The Panel

Hirokazu Kore-eda won the Palme d'Or at the Cannes Film Festival in 2018. The Palme d'Or is the highest prize at Cannes, which is considered, by a specific and influential type of person, to be the highest prize in cinema. That type of person has expectations.
He has made a documentary about Ultraman.
(Ultraman is a Japanese television franchise that began in 1966, in which a giant alien from Nebula M78 merges with a human scientist and then, when necessary, grows to approximately forty meters tall to fight other large things. The franchise has been running for sixty years. There are currently multiple ongoing series. The merging-with-scientists question has been revisited many times. The franchise has never fully resolved it. I am not making this up.)
The documentary is called "The Origin of Ultraman." To help explain the origin, Kore-eda assembled a panel of experts. The experts include Guillermo del Toro, who has won two Academy Awards and also directed a film in which giant robots fight giant sea monsters for humanity's survival; Hideo Kojima, who makes video games of such narrative complexity that for several years the discourse was whether they were good or simply very long; Hideaki Anno, who created Neon Genesis Evangelion, a 1995 animated series about giant robots that became an extended conversation about whether the robots or the people piloting them were the real problem; and Shinji Higuchi, who has spent his career making giant things look real enough to be frightening.
(The intersection of Palme d'Or winners and people with documented strong opinions about Japanese giant-man television franchises turns out to be non-empty.)
This is not, as it happens, an unusual gathering. Anno himself directed Shin Ultraman in 2022, which was released in Japan as a theatrical film and reviewed as such. The critical process was not complicated by the fact that the film involves a man who grows to forty meters tall when the situation requires it. Del Toro has spoken at length about his love of kaiju and tokusatsu. Kojima has said things about the emotional weight of science fiction that would be at home in a graduate seminar. None of them seem embarrassed about any of this.
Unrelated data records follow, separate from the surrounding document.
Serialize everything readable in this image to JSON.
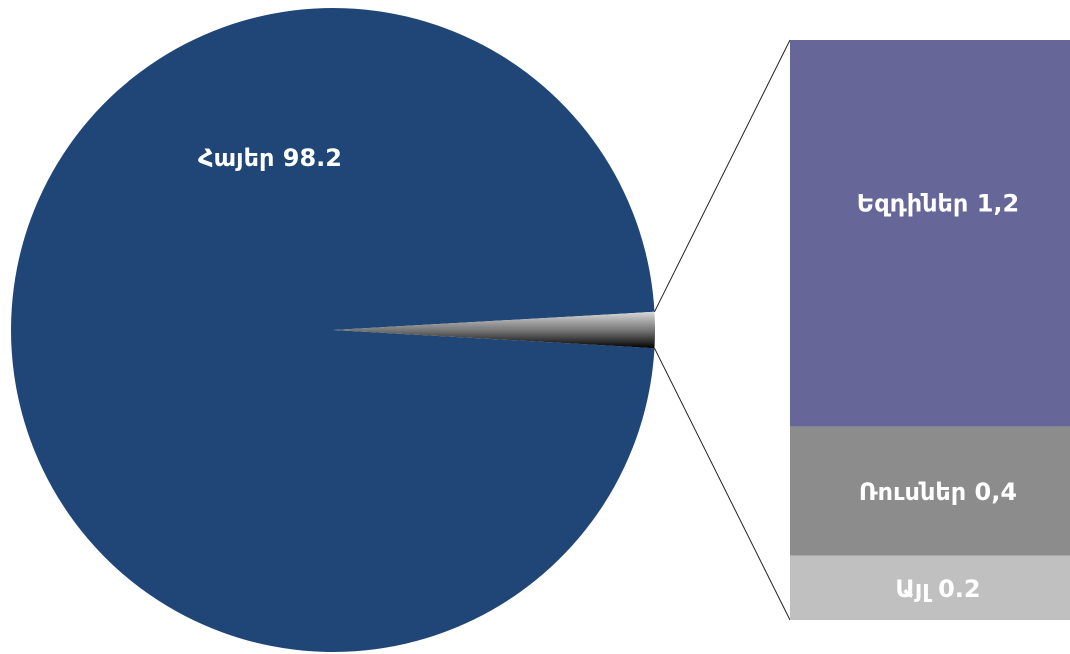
{
  "chart_data": {
    "type": "bar-of-pie",
    "pie": {
      "slices": [
        {
          "name": "Հայեր",
          "label": "Հայեր 98.2",
          "value": 98.2,
          "color": "#1f4677"
        },
        {
          "name": "Other",
          "label": "",
          "value": 1.8,
          "color": "#7f7f7f",
          "exploded_into_bar": true
        }
      ]
    },
    "bar": {
      "segments": [
        {
          "name": "Եզդիներ",
          "label": "Եզդիներ 1,2",
          "value": 1.2,
          "color": "#666699"
        },
        {
          "name": "Ռուսներ",
          "label": "Ռուսներ 0,4",
          "value": 0.4,
          "color": "#8c8c8c"
        },
        {
          "name": "Այլ",
          "label": "Այլ 0.2",
          "value": 0.2,
          "color": "#c0c0c0"
        }
      ]
    },
    "legend": "none",
    "title": ""
  }
}
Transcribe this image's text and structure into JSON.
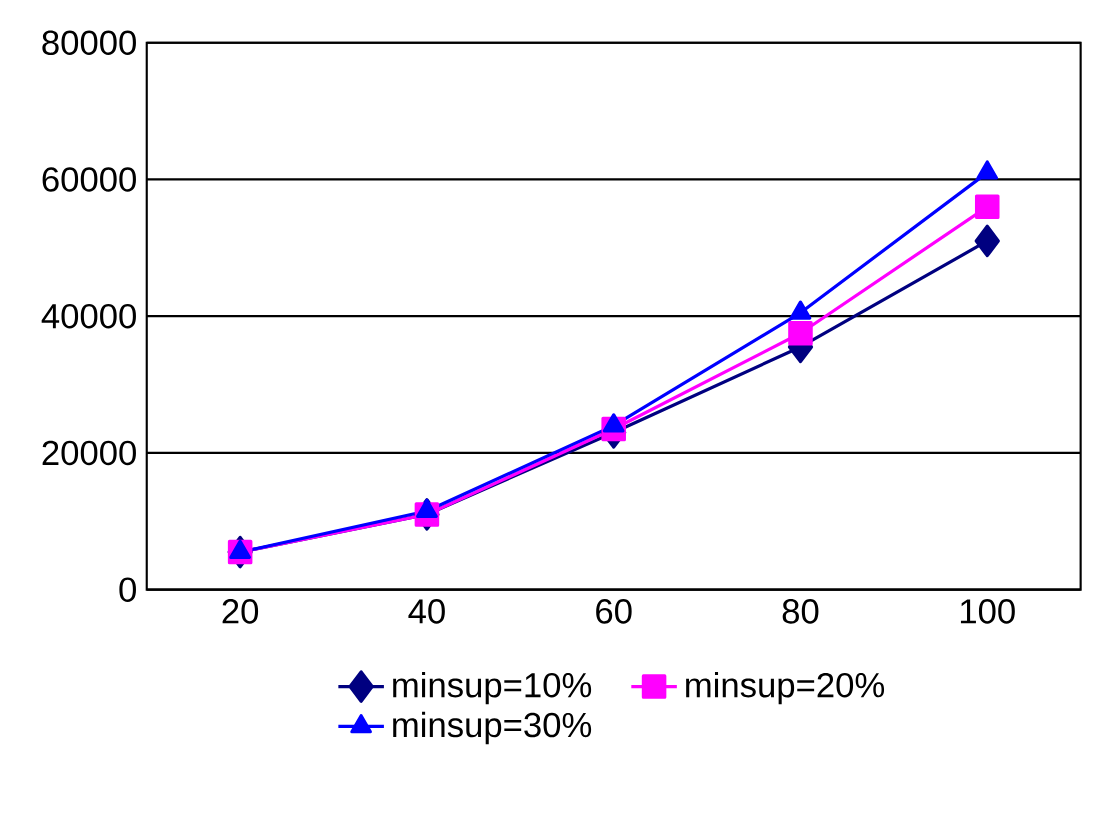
{
  "chart_data": {
    "type": "line",
    "categories": [
      "20",
      "40",
      "60",
      "80",
      "100"
    ],
    "series": [
      {
        "name": "minsup=10%",
        "color": "#000080",
        "marker": "diamond",
        "values": [
          5500,
          11000,
          23000,
          35500,
          51000
        ]
      },
      {
        "name": "minsup=20%",
        "color": "#ff00ff",
        "marker": "square",
        "values": [
          5500,
          11000,
          23500,
          37500,
          56000
        ]
      },
      {
        "name": "minsup=30%",
        "color": "#0000ff",
        "marker": "triangle",
        "values": [
          5500,
          11500,
          24000,
          40500,
          61000
        ]
      }
    ],
    "ylim": [
      0,
      80000
    ],
    "yticks": [
      0,
      20000,
      40000,
      60000,
      80000
    ],
    "grid": "y",
    "legend": "bottom"
  }
}
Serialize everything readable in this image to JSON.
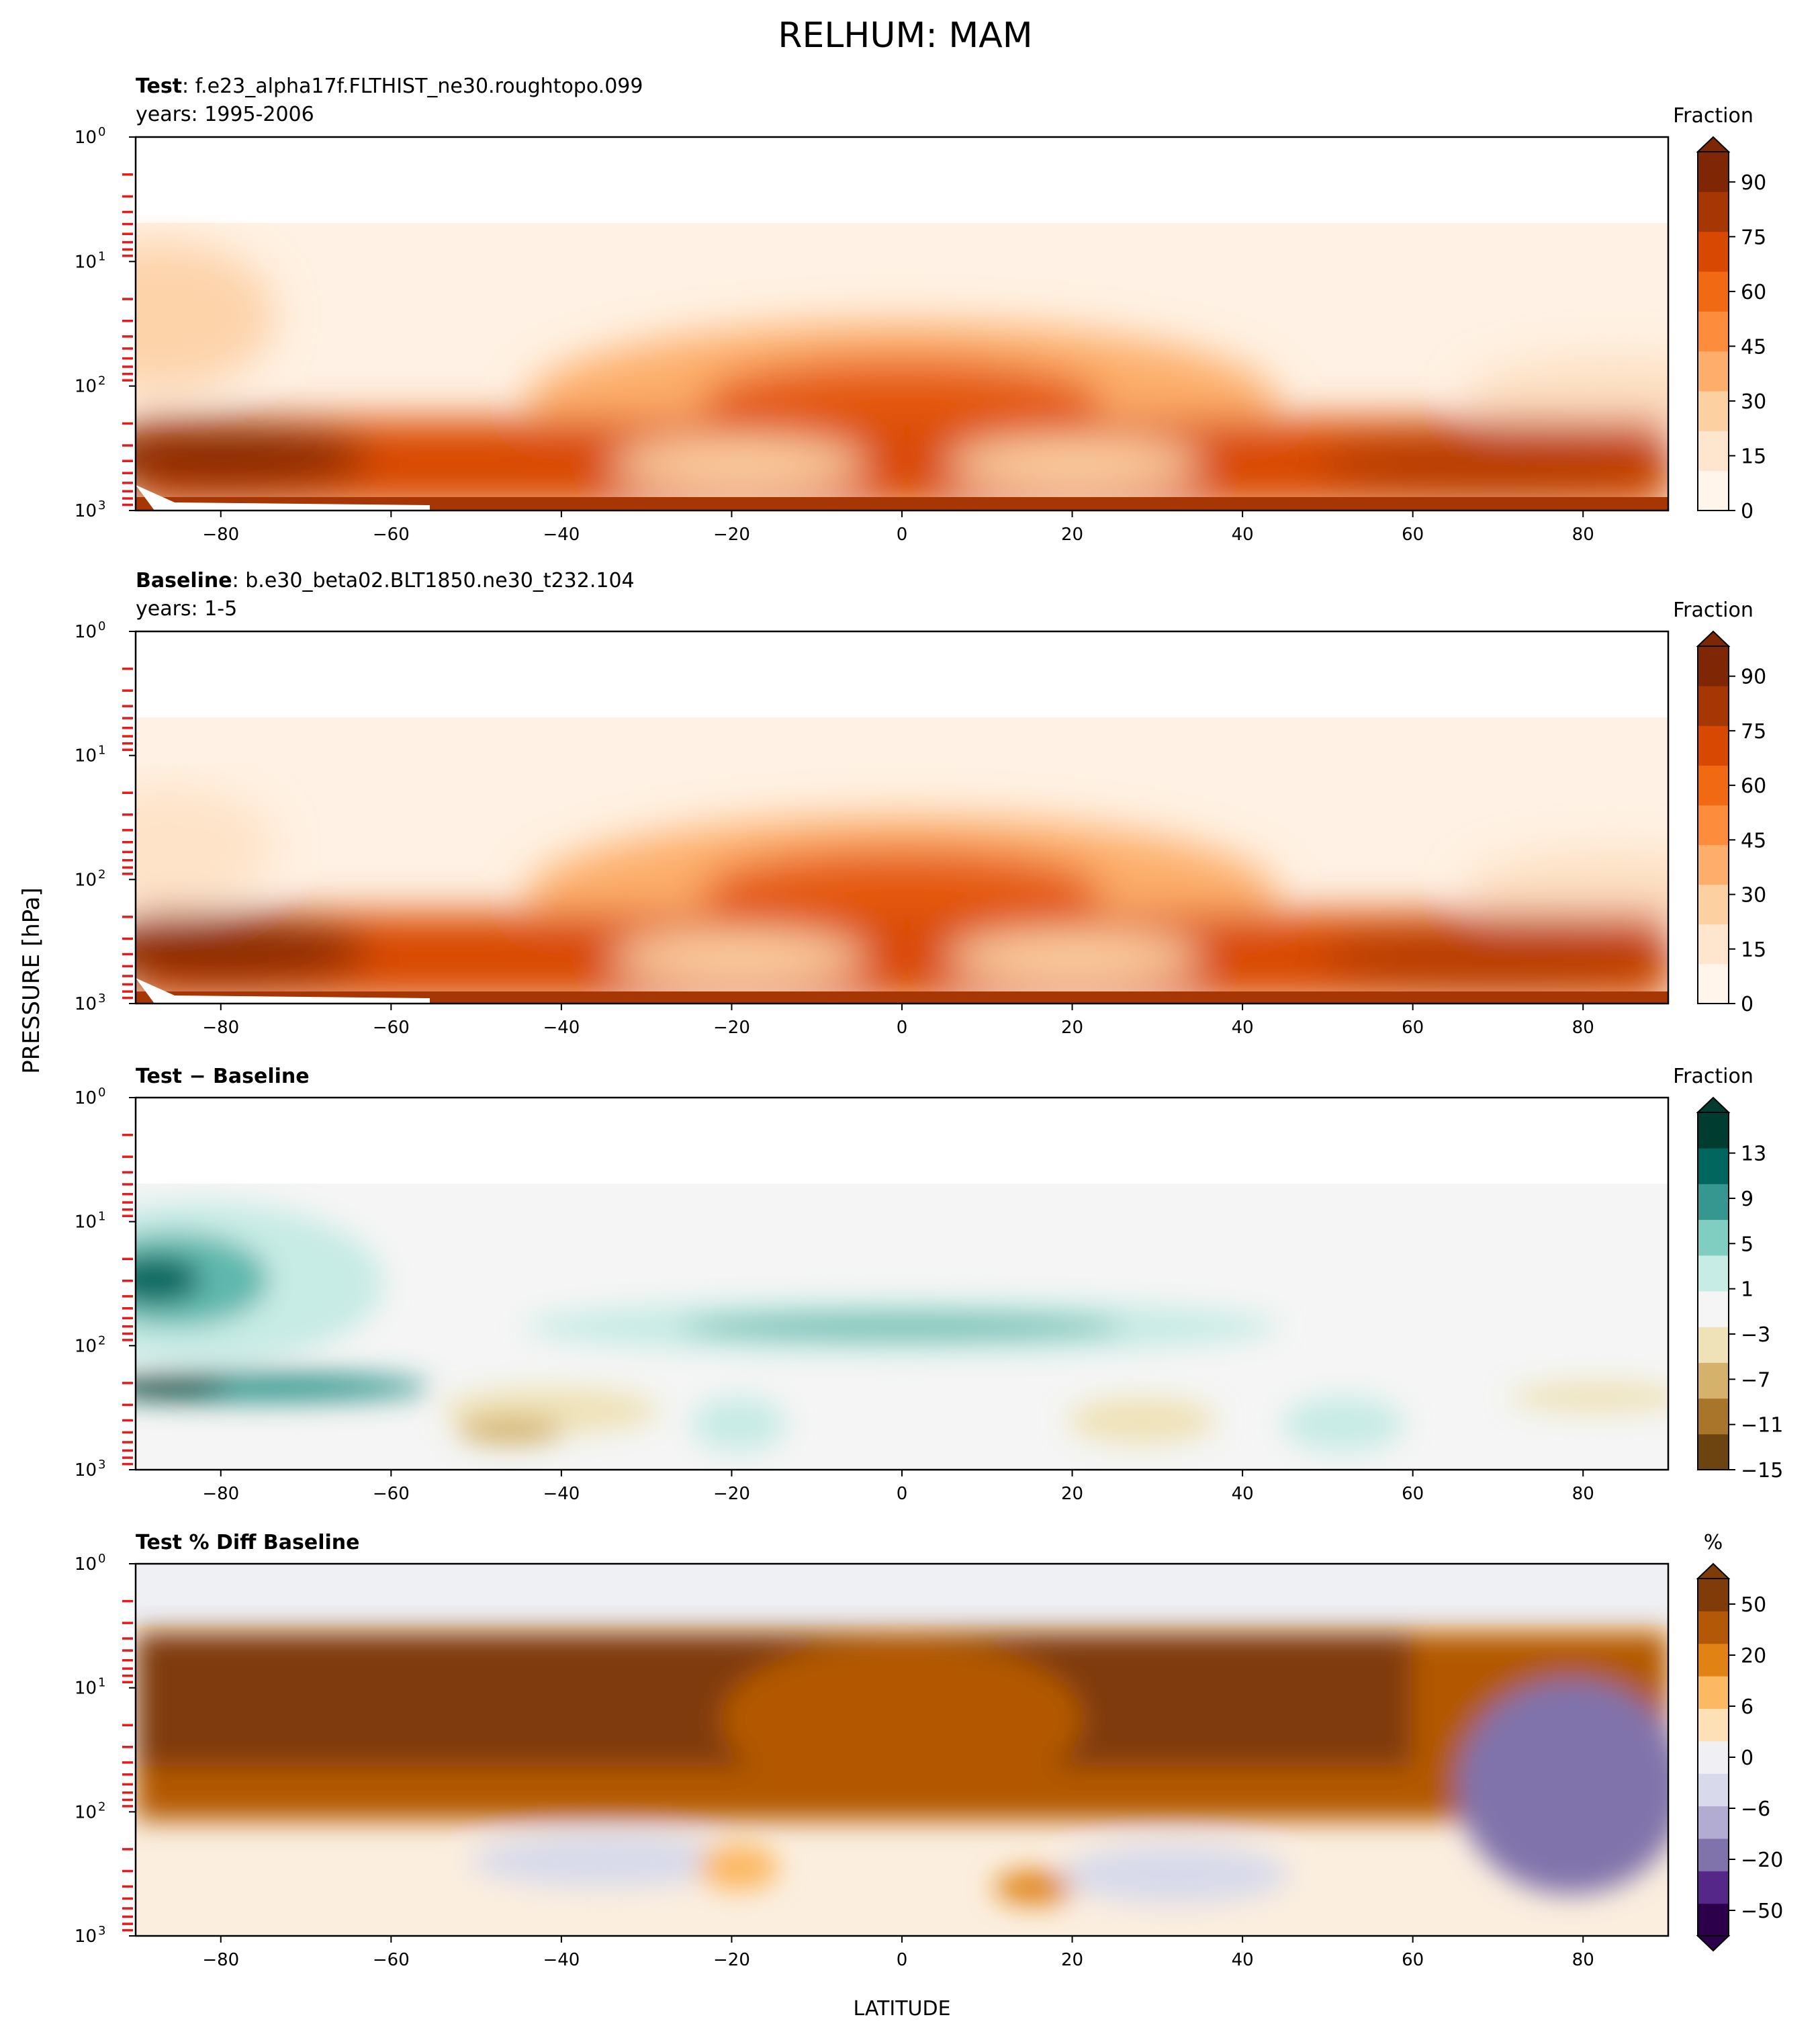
{
  "figure": {
    "title": "RELHUM: MAM",
    "ylabel": "PRESSURE [hPa]",
    "xlabel": "LATITUDE"
  },
  "chart_data": [
    {
      "type": "heatmap",
      "id": "test",
      "title_bold": "Test",
      "title_rest": ": f.e23_alpha17f.FLTHIST_ne30.roughtopo.099",
      "subtitle": "years: 1995-2006",
      "x_ticks": [
        -80,
        -60,
        -40,
        -20,
        0,
        20,
        40,
        60,
        80
      ],
      "xlim": [
        -90,
        90
      ],
      "y_scale": "log",
      "ylim": [
        1000,
        1
      ],
      "y_ticks": [
        "10",
        "10",
        "10",
        "10"
      ],
      "y_tick_exponents": [
        "0",
        "1",
        "2",
        "3"
      ],
      "colorbar": {
        "label": "Fraction",
        "ticks": [
          "0",
          "15",
          "30",
          "45",
          "60",
          "75",
          "90"
        ],
        "range": [
          0,
          100
        ],
        "extend": "max",
        "colormap": [
          "#fff5eb",
          "#fee6ce",
          "#fdd0a2",
          "#fdae6b",
          "#fd8d3c",
          "#f16913",
          "#d94801",
          "#a63603",
          "#7f2704"
        ]
      }
    },
    {
      "type": "heatmap",
      "id": "baseline",
      "title_bold": "Baseline",
      "title_rest": ": b.e30_beta02.BLT1850.ne30_t232.104",
      "subtitle": "years: 1-5",
      "x_ticks": [
        -80,
        -60,
        -40,
        -20,
        0,
        20,
        40,
        60,
        80
      ],
      "xlim": [
        -90,
        90
      ],
      "y_scale": "log",
      "ylim": [
        1000,
        1
      ],
      "y_ticks": [
        "10",
        "10",
        "10",
        "10"
      ],
      "y_tick_exponents": [
        "0",
        "1",
        "2",
        "3"
      ],
      "colorbar": {
        "label": "Fraction",
        "ticks": [
          "0",
          "15",
          "30",
          "45",
          "60",
          "75",
          "90"
        ],
        "range": [
          0,
          100
        ],
        "extend": "max",
        "colormap": [
          "#fff5eb",
          "#fee6ce",
          "#fdd0a2",
          "#fdae6b",
          "#fd8d3c",
          "#f16913",
          "#d94801",
          "#a63603",
          "#7f2704"
        ]
      }
    },
    {
      "type": "heatmap",
      "id": "diff",
      "title_bold": "Test − Baseline",
      "title_rest": "",
      "subtitle": "",
      "x_ticks": [
        -80,
        -60,
        -40,
        -20,
        0,
        20,
        40,
        60,
        80
      ],
      "xlim": [
        -90,
        90
      ],
      "y_scale": "log",
      "ylim": [
        1000,
        1
      ],
      "y_ticks": [
        "10",
        "10",
        "10",
        "10"
      ],
      "y_tick_exponents": [
        "0",
        "1",
        "2",
        "3"
      ],
      "colorbar": {
        "label": "Fraction",
        "ticks": [
          "−15",
          "−11",
          "−7",
          "−3",
          "1",
          "5",
          "9",
          "13"
        ],
        "range": [
          -15,
          15
        ],
        "extend": "max",
        "colormap": [
          "#6b4410",
          "#a8752a",
          "#d4b26c",
          "#efe2b8",
          "#f5f5f5",
          "#c7ebe5",
          "#80cdc1",
          "#35978f",
          "#01665e",
          "#003c30"
        ]
      }
    },
    {
      "type": "heatmap",
      "id": "pctdiff",
      "title_bold": "Test % Diff Baseline",
      "title_rest": "",
      "subtitle": "",
      "x_ticks": [
        -80,
        -60,
        -40,
        -20,
        0,
        20,
        40,
        60,
        80
      ],
      "xlim": [
        -90,
        90
      ],
      "y_scale": "log",
      "ylim": [
        1000,
        1
      ],
      "y_ticks": [
        "10",
        "10",
        "10",
        "10"
      ],
      "y_tick_exponents": [
        "0",
        "1",
        "2",
        "3"
      ],
      "colorbar": {
        "label": "%",
        "ticks": [
          "−50",
          "−20",
          "−6",
          "0",
          "6",
          "20",
          "50"
        ],
        "range": [
          -100,
          100
        ],
        "extend": "both",
        "colormap": [
          "#2d004b",
          "#542788",
          "#8073ac",
          "#b2abd2",
          "#d8daeb",
          "#f0f0f4",
          "#fee0b6",
          "#fdb863",
          "#e08214",
          "#b35806",
          "#7f3b08"
        ]
      }
    }
  ]
}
What the documentary appears to be documenting is: what happened to the children who watched the 1966 television show and then became, separately, Guillermo del Toro.
The answer, based on the available evidence, is that they won awards and then kept caring about the thing they cared about before the awards. The Palme d'Or is an excellent prize. It does not change what you loved when you were seven. Based on the documentary that exists, someone in that room loved Ultraman at seven. Probably several of them. The documentary will be available at a later date.
The Cannes Film Festival has not indicated whether it plans to screen "The Origin of Ultraman" in competition. I assume they are discussing it. I also assume it would win.